無理だ。こんな場所でもう暮らしていけない。理性でなく、感情でただ嫌だった。
新天地を探すのは大変だろうし何で私達の島を開催地に選んだんだと政府への憤りの思いもあったけれど、とにかく私は家族達に島を出ることを強く説いた。家族も、私と同様のものを感じ取っていたのかもしれない、少し渋る様子はあったが、結局その意見に賛同してくれた。
島民の中には、それでも島に留まることを選んだ人もいた。勇気あるなぁ、と素直に思ってしまった。
そうして私達一家は、必要なものを取りに一度自宅へと戻ったのだ。自宅は壊れていることもなく、一見何も起こっていないようだ。しかし、庭で、中で、見知らぬ誰かが死んでいたかもしれないのだ―――。
けれどそんな不安にも関わらず、家の中も整然としたままで、何も変化が無いように思えた。少なくとも表面上は。
誰も家の中には入っていないのだろうかと、ちょっと安心しながら私は自分の部屋に戻った。やはり見慣れた自室のままで、私は安堵の溜め息を吐かずにはいられなかった。念のため、クローゼットなどの中も見てみる。異常なし。
それで今後の生活に必要そうな着替えや何やらを私は段ボールの中に纏めることにした。この島は都会暮らしに疲れた人達向けの観光地としてそれなりに人気があり、私もそんな業種の小さな会社に就職していたのに、それもパァだ。本土の系列会社にうまく再就職できるだろうか。自宅が以前と変わらぬ様子だったことで、私には今後の生活について悩むそんな余裕も出てきていた。
そのまま、机の中の物も整理しようとして一番上の引き出しを開け、
……私はあの手紙を見つけたのだった。





『勝手に部屋に侵入した挙句、勝手に紙とかも借りちゃってごめん』





そんな文面で始まっていた。
手紙、とはいっても、数枚のルーズリーフに綴られた無骨なものだ。
「何…これ」
私は恐る恐るそれを手に取った。勿論、私にはこんなものを書いた覚えはない。
綺麗だけど、少し乱れた印象を受ける字だ。謝られてはいるけれど、私は眉間に皺が寄るのを、どうしても自覚してしまった。
だってこの文面が意味するのは、私が留守の間、誰かがここに入ったってことじゃない…!それも、プログラムの開催中に、だ。どうしても、生理的な嫌悪感が消えない。
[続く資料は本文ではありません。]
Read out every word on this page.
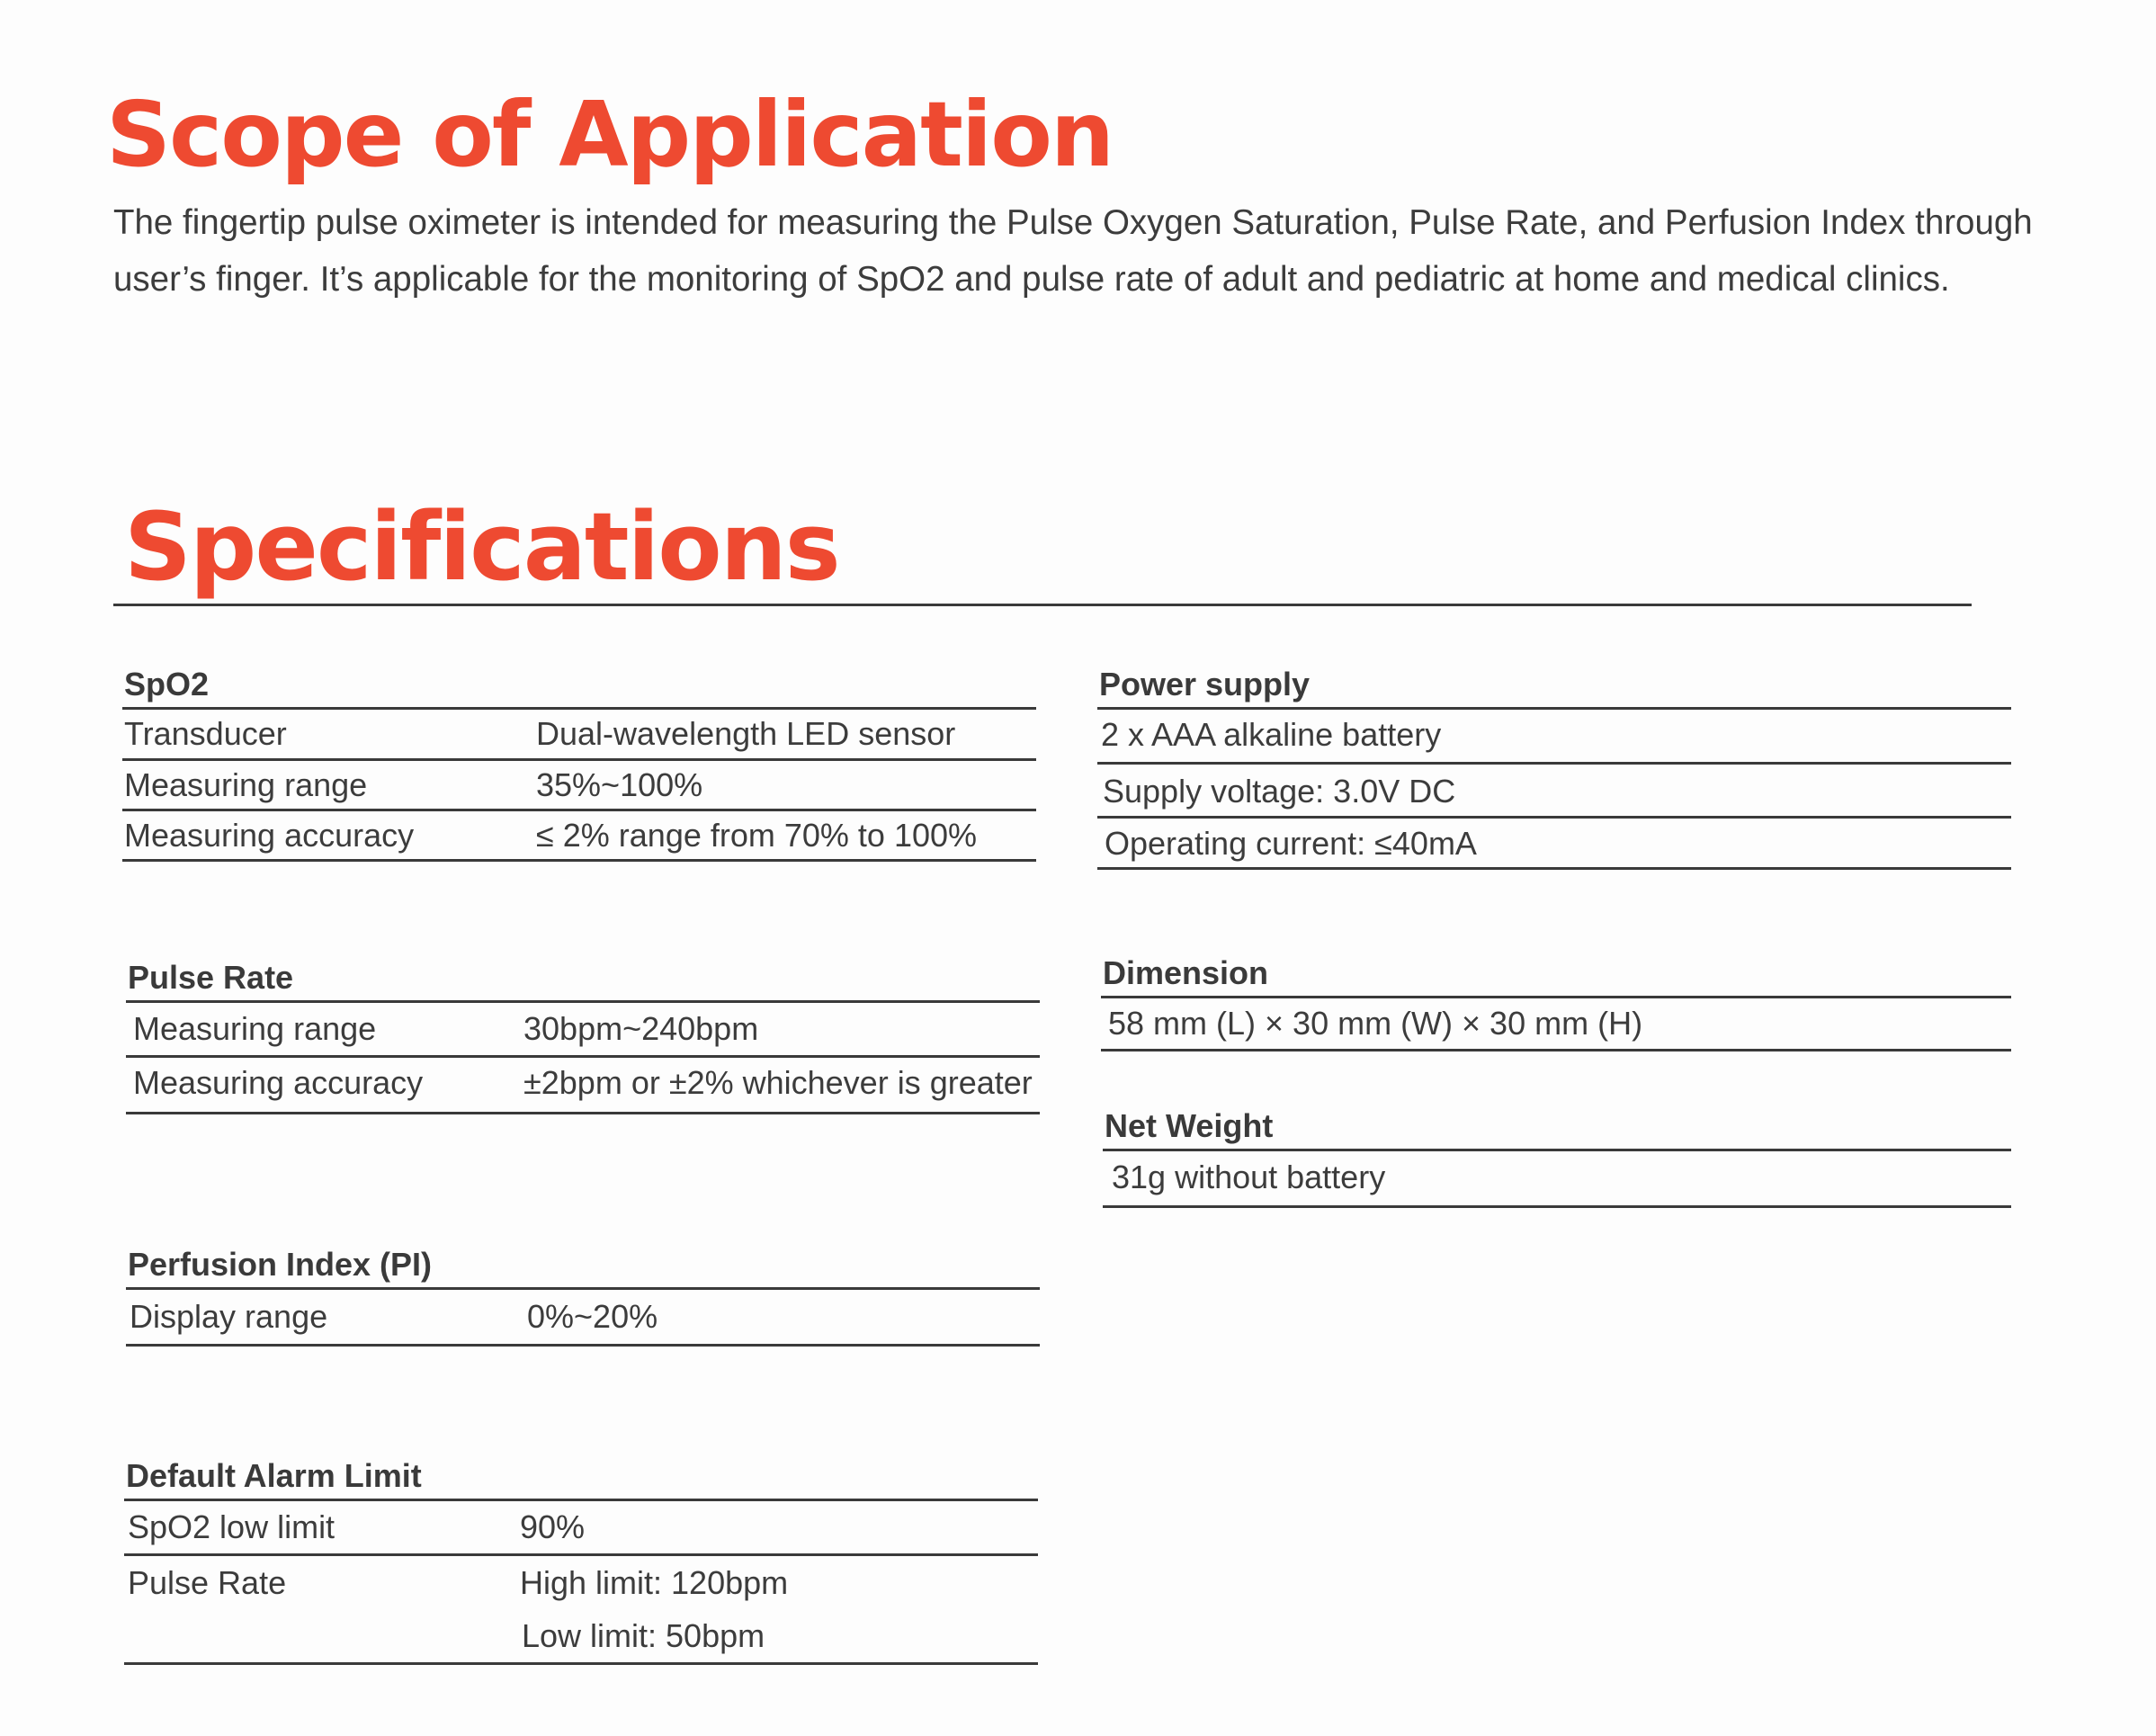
Scope of Application

The fingertip pulse oximeter is intended for measuring the Pulse Oxygen Saturation, Pulse Rate, and Perfusion Index through user’s finger. It’s applicable for the monitoring of SpO2 and pulse rate of adult and pediatric at home and medical clinics.

Specifications
SpO2
Transducer	Dual-wavelength LED sensor
Measuring range	35%~100%
Measuring accuracy	≤ 2% range from 70% to 100%
Pulse Rate
Measuring range	30bpm~240bpm
Measuring accuracy	±2bpm or ±2% whichever is greater
Perfusion Index (PI)
Display range	0%~20%
Default Alarm Limit
SpO2 low limit	90%
Pulse Rate	High limit: 120bpm
Low limit: 50bpm
Power supply
2 x AAA alkaline battery
Supply voltage: 3.0V DC
Operating current: ≤40mA
Dimension
58 mm (L) × 30 mm (W) × 30 mm (H)
Net Weight
31g without battery
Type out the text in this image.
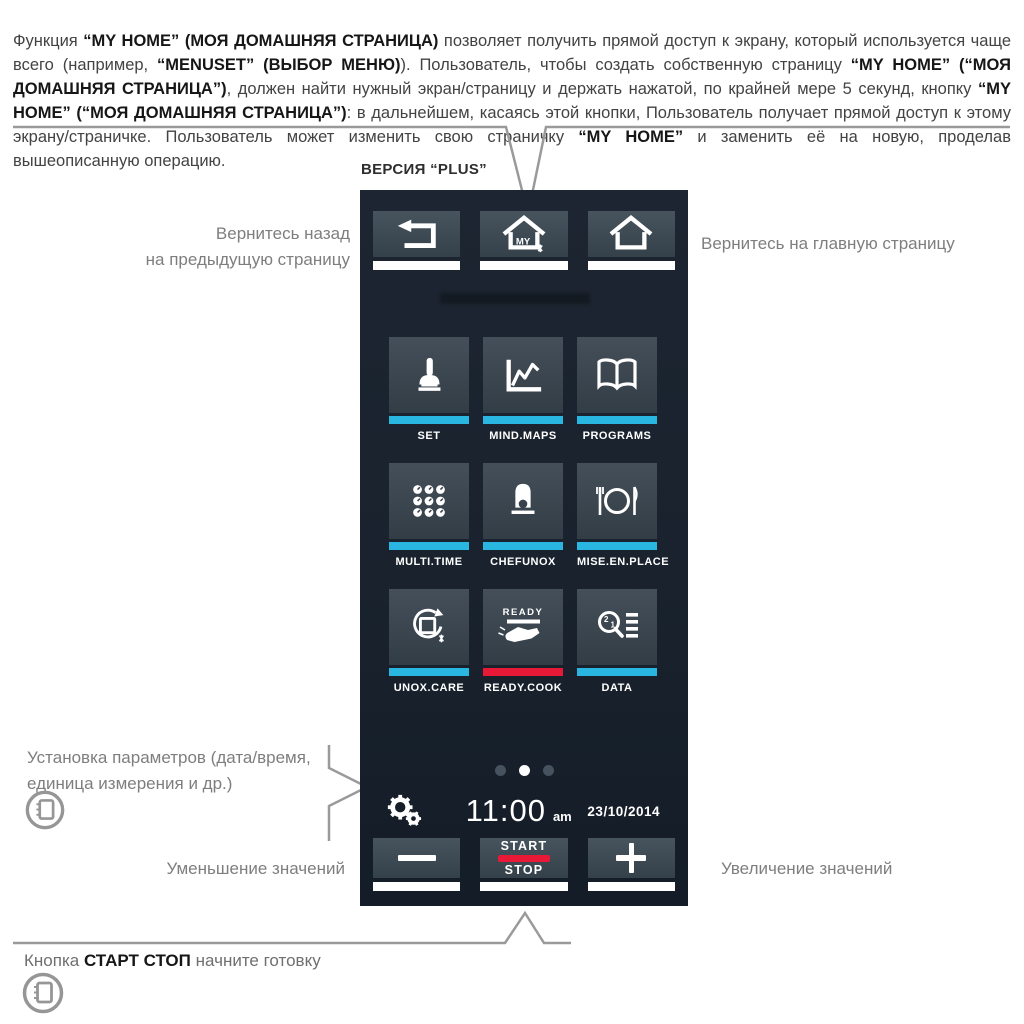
Функция “MY HOME” (МОЯ ДОМАШНЯЯ СТРАНИЦА) позволяет получить прямой доступ к экрану, который используется чаще всего (например, “MENUSET” (ВЫБОР МЕНЮ)). Пользователь, чтобы создать собственную страницу “MY HOME” (“МОЯ ДОМАШНЯЯ СТРАНИЦА”), должен найти нужный экран/страницу и держать нажатой, по крайней мере 5 секунд, кнопку “MY HOME” (“МОЯ ДОМАШНЯЯ СТРАНИЦА”): в дальнейшем, касаясь этой кнопки, Пользователь получает прямой доступ к этому экрану/страничке. Пользователь может изменить свою страничку “MY HOME” и заменить её на новую, проделав вышеописанную операцию.	ВЕРСИЯ “PLUS”
Вернитесь назад
на предыдущую страницу
Вернитесь на главную страницу
Установка параметров (дата/время,
единица измерения и др.)
Уменьшение значений	Увеличение значений
Кнопка СТАРТ СТОП начните готовку
MY
SET	MIND.MAPS	PROGRAMS
MULTI.TIME	CHEFUNOX	MISE.EN.PLACE
UNOX.CARE
READY
READY.COOK
2
1
DATA
11:00 am 23/10/2014
START
STOP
『外部と連絡を取る方法が他にどうしても思いつかなくて、こんな泥棒みたいな真似して本当に悪いと思ってる。
もし、俺が優勝できたらこの手紙は回収するつもりでいる。
手紙が残っていたら…勝手なこといって悪いけど、頼みを一つだけ、聞いて欲しいんだ』





そう続いていた。俺、の一人称からするに、手紙を書いたのは男の子だろう。
そして手紙がここにあるということは、その子は優勝できなかった、つまり死んでしまったということだ。






『俺がこれから書く手紙を、ある奴に送って欲しい。
そいつさ、俺が死んだら俺の親以上に立ち直れなさそーな気がするからさ、だから手紙だけでも書いてやろうかなって』






口語体の文章のせいで、何だかその男の子に話しかけられているみたいだった。こんな手段を取るくらい大胆だけど、案外世話焼きなのかもしれない、そんな印象を受けた。
これを書いた子の、顔も何も分からないけれど。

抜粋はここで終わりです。